As noted above, a number of the ADNI publications did not report the magnitude of treatment effect being powered or did not explicitly state the statistical analysis plan upon which power calculations were based. We suggest that, as a minimum standard for reporting power calculation findings, these two items be reported. Estimates of minimum sample size requirements are of little utility to readers if the algorithm used for power calculations and the methods for calculating parameter estimates used in those calculations are not reported. Furthermore, if the power calculation formula and parameter estimates are published (e.g., McEvoy et al. ), then outside investigators can use this information to inform sample size calculations for alternative designs (e.g., longer trials or trials with greater sampling frequency) or alternative treatment effect sizes.
Consideration of several additional issues can greatly improve the value of power calculation reports. Power calculation estimates are valid only if implicit model assumptions are true. Pilot data (e.g., ADNI data) can be used to test these implicit assumptions, and describing diagnostics to justify the proposed analysis plan and power calculation algorithm would greatly improve power calculation reports. As discussed above, parameters used in power calculations are estimated with some uncertainty, and a sensitivity analysis (reporting confidence intervals around sample size estimates) is also an important qualification of power calculation findings. Detailed descriptions of the cognitive and demographic characteristics of the pilot data increases the utility of power calculation reports as well. Covariate adjustment was not discussed in this review, but may be a means of improving the efficiency of clinical trials and deserves further consideration . Finally, we have also not addressed pragmatic issues such as adjusting sample size calculations to accommodate study subject dropout or loss to follow-up , which may vary as a function of the research protocol requirements of the various measurement methods.

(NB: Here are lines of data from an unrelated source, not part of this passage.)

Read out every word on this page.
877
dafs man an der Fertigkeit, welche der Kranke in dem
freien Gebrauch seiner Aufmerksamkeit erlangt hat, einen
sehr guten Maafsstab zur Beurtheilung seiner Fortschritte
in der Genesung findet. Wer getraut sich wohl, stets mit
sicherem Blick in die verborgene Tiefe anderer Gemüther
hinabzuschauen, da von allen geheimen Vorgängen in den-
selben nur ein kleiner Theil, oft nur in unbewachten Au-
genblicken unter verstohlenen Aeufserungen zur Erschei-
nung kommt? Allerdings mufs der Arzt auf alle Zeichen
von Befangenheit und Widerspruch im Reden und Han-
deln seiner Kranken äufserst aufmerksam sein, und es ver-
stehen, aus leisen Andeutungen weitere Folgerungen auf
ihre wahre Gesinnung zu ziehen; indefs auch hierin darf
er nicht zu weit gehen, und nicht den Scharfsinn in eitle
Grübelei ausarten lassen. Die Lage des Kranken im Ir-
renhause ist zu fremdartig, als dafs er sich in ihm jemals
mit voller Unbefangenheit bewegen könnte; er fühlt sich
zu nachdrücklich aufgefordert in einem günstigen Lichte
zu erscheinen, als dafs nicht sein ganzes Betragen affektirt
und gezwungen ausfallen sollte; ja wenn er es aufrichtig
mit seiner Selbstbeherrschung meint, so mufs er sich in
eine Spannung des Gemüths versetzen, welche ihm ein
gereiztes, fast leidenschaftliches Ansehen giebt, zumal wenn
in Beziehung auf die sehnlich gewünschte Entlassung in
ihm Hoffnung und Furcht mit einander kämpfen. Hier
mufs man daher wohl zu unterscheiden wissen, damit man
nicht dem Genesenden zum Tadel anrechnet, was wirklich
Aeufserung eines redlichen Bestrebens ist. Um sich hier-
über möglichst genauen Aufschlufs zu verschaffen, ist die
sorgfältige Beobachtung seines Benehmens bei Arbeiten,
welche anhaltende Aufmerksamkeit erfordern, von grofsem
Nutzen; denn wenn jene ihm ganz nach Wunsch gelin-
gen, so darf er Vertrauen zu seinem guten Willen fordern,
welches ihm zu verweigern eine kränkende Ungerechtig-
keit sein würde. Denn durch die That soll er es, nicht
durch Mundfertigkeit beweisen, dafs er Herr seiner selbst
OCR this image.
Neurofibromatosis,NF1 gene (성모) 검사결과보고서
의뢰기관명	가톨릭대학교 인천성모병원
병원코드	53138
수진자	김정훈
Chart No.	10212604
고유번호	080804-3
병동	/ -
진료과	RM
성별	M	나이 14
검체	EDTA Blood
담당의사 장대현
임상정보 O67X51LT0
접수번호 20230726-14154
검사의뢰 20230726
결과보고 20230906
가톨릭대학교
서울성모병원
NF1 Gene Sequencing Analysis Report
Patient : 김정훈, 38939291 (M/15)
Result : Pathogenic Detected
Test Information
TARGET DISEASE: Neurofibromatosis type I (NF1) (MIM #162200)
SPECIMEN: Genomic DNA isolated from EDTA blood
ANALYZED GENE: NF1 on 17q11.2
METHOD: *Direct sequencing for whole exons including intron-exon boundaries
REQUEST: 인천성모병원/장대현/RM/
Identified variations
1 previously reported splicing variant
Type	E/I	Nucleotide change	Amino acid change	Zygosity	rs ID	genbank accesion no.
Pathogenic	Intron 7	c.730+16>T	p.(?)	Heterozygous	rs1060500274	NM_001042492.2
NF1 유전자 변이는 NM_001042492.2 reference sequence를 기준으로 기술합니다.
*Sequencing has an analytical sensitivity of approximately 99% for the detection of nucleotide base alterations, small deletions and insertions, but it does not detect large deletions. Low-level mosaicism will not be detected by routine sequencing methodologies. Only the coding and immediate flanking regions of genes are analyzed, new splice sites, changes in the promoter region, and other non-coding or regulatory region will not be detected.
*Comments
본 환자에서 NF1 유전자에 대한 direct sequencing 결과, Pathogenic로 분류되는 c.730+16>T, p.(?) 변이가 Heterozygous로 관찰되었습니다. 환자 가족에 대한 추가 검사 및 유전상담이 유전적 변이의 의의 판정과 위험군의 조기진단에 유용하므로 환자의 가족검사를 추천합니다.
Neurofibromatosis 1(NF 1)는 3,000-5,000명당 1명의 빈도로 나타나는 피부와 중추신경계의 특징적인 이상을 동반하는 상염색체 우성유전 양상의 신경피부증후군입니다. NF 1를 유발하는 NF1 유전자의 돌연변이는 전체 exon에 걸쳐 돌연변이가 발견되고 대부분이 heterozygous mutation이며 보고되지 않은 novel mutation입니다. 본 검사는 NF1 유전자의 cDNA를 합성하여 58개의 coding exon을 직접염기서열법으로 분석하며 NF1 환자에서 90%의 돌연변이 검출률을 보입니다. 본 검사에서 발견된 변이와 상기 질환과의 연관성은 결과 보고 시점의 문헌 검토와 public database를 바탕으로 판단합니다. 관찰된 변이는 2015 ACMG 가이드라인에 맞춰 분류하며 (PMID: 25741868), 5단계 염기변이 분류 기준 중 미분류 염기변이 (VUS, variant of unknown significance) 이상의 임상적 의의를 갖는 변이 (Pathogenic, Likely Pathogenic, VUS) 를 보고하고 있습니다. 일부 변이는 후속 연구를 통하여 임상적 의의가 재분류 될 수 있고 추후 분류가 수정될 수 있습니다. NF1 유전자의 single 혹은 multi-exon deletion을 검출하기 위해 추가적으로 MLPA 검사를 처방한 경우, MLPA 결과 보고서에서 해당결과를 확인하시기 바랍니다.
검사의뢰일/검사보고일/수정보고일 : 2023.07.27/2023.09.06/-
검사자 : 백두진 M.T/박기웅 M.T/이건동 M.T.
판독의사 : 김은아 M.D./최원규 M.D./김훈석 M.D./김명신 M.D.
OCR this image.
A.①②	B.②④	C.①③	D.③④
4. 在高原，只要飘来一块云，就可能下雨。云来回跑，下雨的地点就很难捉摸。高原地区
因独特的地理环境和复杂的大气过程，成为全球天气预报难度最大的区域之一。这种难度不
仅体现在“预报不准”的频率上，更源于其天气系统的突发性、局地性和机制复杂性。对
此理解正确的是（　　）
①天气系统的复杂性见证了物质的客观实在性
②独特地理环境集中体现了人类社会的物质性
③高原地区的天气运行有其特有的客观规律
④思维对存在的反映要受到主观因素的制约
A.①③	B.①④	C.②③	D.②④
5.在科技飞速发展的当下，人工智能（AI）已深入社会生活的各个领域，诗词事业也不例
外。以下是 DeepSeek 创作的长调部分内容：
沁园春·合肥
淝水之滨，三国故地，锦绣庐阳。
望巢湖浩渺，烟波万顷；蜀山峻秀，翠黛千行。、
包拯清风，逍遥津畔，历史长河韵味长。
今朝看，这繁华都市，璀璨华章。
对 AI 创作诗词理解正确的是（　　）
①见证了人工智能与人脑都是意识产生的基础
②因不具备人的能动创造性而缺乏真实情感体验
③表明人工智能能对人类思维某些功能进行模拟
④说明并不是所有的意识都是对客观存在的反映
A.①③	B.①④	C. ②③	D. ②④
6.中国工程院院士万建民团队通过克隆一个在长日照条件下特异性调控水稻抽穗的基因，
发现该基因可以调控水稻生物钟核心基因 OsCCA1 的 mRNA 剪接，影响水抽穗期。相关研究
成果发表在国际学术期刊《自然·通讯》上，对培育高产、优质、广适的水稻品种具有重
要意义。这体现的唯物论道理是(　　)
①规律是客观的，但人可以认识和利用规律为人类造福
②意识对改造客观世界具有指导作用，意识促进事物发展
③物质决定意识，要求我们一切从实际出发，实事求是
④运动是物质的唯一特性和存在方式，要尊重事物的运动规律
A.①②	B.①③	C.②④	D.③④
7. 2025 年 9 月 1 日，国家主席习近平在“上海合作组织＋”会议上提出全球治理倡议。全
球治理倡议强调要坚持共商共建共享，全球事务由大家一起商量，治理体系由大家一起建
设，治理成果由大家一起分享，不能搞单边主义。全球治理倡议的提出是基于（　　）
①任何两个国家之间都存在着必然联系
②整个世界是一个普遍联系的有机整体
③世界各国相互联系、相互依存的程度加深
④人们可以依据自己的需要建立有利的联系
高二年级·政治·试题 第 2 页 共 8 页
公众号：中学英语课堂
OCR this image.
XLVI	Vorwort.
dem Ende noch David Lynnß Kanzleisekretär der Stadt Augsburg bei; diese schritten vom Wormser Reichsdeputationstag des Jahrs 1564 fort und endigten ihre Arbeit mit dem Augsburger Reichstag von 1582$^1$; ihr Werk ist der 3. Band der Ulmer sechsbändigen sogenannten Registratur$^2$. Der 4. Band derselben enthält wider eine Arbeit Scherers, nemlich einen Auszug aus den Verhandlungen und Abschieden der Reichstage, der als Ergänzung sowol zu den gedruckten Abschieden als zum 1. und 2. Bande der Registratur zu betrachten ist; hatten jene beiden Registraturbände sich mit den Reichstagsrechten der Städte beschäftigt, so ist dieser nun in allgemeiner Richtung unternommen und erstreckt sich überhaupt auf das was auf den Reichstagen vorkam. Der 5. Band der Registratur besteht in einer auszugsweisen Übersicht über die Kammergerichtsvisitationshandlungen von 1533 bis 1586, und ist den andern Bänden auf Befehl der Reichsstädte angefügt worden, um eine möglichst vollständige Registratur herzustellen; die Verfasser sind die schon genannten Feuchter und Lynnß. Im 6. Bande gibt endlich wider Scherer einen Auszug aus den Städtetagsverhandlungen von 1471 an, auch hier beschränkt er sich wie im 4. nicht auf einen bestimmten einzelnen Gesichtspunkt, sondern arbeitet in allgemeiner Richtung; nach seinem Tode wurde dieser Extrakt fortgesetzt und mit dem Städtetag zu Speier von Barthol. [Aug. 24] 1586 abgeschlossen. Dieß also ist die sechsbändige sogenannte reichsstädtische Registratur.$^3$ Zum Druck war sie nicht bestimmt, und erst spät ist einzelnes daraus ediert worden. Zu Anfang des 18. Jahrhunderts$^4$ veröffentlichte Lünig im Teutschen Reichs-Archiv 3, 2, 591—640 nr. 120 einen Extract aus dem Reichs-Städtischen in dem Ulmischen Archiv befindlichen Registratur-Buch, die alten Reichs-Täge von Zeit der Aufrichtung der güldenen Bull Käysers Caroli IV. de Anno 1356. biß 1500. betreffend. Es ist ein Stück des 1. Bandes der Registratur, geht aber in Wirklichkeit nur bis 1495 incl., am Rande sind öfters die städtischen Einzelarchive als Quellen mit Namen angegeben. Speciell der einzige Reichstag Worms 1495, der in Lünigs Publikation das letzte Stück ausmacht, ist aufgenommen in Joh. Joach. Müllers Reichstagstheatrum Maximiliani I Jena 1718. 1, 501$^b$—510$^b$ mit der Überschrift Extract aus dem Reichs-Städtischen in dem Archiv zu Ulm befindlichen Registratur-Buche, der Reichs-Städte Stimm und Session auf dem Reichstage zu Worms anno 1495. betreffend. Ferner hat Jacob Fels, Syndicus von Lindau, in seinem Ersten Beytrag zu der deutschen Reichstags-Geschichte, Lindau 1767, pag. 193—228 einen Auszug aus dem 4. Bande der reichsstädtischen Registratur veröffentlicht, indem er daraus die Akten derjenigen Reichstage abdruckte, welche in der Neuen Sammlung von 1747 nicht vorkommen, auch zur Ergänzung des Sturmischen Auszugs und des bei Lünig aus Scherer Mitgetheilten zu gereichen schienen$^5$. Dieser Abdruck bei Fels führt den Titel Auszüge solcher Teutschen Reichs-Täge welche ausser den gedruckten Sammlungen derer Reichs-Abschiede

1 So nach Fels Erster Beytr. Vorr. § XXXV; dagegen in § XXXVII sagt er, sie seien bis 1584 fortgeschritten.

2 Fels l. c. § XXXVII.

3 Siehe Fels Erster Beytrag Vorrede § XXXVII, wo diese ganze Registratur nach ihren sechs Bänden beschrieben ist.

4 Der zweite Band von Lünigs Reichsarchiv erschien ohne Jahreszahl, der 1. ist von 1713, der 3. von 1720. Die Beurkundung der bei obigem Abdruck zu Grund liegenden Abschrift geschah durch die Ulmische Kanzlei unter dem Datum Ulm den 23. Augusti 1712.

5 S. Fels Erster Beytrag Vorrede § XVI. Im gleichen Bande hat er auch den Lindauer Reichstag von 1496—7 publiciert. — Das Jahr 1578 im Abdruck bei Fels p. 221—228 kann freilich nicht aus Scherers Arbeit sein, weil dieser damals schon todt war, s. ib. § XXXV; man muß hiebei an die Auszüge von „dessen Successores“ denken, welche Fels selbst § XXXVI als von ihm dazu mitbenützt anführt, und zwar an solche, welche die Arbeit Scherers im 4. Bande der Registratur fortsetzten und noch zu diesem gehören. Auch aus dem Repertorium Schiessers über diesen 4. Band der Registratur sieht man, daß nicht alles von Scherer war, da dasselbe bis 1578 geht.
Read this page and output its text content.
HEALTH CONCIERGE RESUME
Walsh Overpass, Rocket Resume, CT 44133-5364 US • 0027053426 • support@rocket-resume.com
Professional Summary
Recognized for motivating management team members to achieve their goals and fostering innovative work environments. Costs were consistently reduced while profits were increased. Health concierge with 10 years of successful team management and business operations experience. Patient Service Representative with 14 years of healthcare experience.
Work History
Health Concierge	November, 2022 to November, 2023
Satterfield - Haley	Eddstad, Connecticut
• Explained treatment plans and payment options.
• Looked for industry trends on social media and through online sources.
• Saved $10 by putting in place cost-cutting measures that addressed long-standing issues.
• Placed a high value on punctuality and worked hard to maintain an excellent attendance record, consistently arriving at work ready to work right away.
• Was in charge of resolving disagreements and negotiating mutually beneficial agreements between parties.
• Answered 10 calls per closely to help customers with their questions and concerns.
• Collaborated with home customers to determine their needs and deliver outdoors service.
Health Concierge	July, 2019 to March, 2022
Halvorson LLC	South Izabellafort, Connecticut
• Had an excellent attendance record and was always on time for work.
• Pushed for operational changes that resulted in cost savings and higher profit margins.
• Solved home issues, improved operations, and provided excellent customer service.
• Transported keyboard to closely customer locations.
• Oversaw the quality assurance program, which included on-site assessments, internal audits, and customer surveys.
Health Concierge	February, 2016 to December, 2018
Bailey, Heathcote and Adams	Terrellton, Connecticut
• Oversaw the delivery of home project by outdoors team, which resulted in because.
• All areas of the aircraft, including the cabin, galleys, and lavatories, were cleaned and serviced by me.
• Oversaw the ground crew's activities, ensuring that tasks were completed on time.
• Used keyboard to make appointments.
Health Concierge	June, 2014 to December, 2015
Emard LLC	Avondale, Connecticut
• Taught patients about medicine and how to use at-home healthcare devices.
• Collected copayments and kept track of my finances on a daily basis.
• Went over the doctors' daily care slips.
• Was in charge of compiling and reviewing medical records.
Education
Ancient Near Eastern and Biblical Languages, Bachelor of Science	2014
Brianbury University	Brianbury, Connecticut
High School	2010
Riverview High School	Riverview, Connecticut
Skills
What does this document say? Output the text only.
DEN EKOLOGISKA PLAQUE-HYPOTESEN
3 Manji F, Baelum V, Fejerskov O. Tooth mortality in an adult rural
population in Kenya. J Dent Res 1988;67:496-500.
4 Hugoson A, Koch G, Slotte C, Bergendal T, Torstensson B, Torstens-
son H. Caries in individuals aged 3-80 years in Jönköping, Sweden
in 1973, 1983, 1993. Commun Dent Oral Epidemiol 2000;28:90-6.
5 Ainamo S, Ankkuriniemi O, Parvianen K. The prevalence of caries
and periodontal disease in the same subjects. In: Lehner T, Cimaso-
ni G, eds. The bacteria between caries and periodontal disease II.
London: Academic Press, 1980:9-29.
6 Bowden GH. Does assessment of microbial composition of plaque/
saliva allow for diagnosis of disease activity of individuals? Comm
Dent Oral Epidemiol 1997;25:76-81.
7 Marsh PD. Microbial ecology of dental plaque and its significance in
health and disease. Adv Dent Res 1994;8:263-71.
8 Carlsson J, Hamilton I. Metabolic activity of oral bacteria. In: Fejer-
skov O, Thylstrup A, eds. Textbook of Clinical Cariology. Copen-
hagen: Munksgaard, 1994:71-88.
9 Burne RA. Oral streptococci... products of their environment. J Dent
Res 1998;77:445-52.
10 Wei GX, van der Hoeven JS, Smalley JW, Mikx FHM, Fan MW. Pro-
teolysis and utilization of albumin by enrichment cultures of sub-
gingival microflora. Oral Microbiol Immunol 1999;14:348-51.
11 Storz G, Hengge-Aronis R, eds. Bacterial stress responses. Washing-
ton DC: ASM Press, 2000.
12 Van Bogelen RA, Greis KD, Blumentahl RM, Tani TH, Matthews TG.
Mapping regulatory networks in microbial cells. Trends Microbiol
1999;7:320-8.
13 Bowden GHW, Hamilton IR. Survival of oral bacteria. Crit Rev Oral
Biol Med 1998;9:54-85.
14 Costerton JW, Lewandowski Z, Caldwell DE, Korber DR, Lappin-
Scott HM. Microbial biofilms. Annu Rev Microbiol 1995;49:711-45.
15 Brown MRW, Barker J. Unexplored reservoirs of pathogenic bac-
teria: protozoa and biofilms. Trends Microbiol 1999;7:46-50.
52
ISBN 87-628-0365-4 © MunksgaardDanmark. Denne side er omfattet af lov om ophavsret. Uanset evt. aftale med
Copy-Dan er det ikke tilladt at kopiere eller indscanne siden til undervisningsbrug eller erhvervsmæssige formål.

We emphasize that we have focused exclusively on statistical issues in comparing published ADNI power calculation papers. A number of issues beyond statistical considerations are critical to planning clinical trials. Not the least of these is establishing the relative feasibility and practical significance of a given percentage slowing of progression on cognitive versus proposed volumetric imaging measures. The current Food and Drug Administration standard for approving Alzheimer treatments is demonstrated effectiveness in slowing of cognitive and functional decline. The utility of neuroimaging outcomes, e.g., to demonstrate biological effect in phase 2 trials, or, ultimately, the acceptance of these biomarker measures as outcome measures for phase 3 trials, is yet to be established . Nonetheless, the papers reviewed here consistently demonstrate the potential utility of these outcomes from the statistical efficiency perspective. The increased statistical efficiency translates to shorter trials with substantially smaller sample sizes, meaning more drugs could be effectively tested for the same cost in terms of dollars and human subject burden. Shorter, smaller trials may also be amenable to adaptive trial designs, which would open new avenues for potential gain in trial efficiency.
Supported by NIH/NIA AG010483 (SDE), AG005131 (SDE, MCA), and AG034439 (SDE).